See you in Shanghai

By   2009-3-10 18:05:04
SA wines may soon join our perlemoen on Chinese shopping lists.

Groot Constantia winemaker Boela Gerber jokingly refers to his tasting room as “a Chinese railway station”, reflecting the rapidly changing demographic of wine tourism.

Many a tourist with no booking at the Black Marlin at Millers Point, just beyond Simonstown, has been defeated by Hylton-Ross-loads of anorak-clad oldies in an abalone and shark-fin soup frenzy.

That’s a trend set to continue as Chinese president Hu Jintao racked up even more frequent flier miles to the continent last month. Sino-African trade is up tenfold since 2000 and last year rocketed 45% to 107-billion, a trend Hu insists will continue.

So far most of the trade has been one-way in non-renewable resources such as oil, iron and coal. But with Chinese external tourism breaking all records, there is a good chance that wine will join perlemoen as something sought after in Shanghai. The removal of wine import duties into Hong Kong last February provides SA winemakers with an attractive base from which to launch a campaign.
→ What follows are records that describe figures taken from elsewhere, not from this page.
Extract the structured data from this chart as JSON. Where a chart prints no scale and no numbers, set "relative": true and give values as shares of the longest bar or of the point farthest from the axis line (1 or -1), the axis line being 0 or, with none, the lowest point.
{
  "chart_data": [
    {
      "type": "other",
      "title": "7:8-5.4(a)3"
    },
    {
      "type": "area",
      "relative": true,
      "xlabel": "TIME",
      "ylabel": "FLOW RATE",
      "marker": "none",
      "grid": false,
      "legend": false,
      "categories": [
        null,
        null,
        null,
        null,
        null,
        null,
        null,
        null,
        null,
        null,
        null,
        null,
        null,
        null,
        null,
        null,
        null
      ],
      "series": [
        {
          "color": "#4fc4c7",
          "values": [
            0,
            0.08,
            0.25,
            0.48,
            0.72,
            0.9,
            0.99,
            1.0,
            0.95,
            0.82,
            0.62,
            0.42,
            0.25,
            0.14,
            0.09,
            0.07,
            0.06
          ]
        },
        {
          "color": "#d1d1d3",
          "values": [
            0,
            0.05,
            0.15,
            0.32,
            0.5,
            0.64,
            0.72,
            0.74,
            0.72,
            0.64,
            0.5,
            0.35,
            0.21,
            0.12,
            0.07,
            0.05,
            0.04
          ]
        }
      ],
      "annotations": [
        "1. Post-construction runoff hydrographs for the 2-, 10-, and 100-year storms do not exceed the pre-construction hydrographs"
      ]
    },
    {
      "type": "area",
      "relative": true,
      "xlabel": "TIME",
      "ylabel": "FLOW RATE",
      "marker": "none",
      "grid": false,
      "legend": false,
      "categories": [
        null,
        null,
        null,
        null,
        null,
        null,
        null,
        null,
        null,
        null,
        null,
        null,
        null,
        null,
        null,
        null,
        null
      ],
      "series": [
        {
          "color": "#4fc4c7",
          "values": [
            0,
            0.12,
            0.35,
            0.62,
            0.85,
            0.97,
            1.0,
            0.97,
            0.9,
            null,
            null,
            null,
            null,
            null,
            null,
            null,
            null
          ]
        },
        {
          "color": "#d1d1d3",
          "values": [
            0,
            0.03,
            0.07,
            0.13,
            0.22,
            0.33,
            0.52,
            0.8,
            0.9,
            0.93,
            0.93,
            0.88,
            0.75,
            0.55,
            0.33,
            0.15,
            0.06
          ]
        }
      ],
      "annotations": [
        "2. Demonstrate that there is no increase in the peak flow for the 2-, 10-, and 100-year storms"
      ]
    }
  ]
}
The International Wine & Spirit Competition in the city in November is a most auspicious occasion to launch an initiative.

The numbers are a wine marketer’s dream: Asian wine sales (excluding Japan) are forecast to grow from US 7-billion in 2007 to 17-billion in 2012 and 27-billion in 2017, with imports making up 15-billionof that. SA producers such as Oranjerivier Wine Cellars are already shipping large volumes of bag-in-box sweet reds and some bulk producers are doubtless shipping low-priced juice to join Chile and Argentina in local blends labelled Chinese Wine.

But the real excitement is at the premium end of the market. Boris de Vroomen, MD of Moët Hennessy Diageo, notes that in Hong Kong, sales are 17% of the market as opposed to a global figure of 70%. Exporters should focus on reds, the Chinese auspicious colour, hot and humid climes notwithstanding, for Marlborough sauvignon blanc has the white market wrapped up, outselling other whites 10:1, according to New World wine importer David Roberts of Horizon Cellars.

One way forward might be to open a South African Wine Shop along the lines of Margaret River in Asia. Located on St Francis Street in trendy Wan Chai, this boutique wine shop offers carefully selected Australian drops for discerning drinkers. Across the road is an upscale French-wine emporium called les Q and a Chicken Pot shop that sells chicken in a pot.

To see “value for money” and “Margaret River” in the same sentence is unusual, but owner Ross Meder claims value is his USP (unique selling point) and points to some employees of a large French bank shopping at his establishment.

Value for money is an attractive field, on which SA producers would be keen to play Australia. But there are problems, as Meder notes.

P eople still enter the store asking for Margaret and many Chinese believe a “real” wine has to have a French label. But things are changing. When I came to Hong Kong back in 1988, you’d go out for dinner and be offered a tumbler full of Martell brandy or a San Miguel beer. These days it’s either a HK40 bottle of supermarket wine or Château Latour.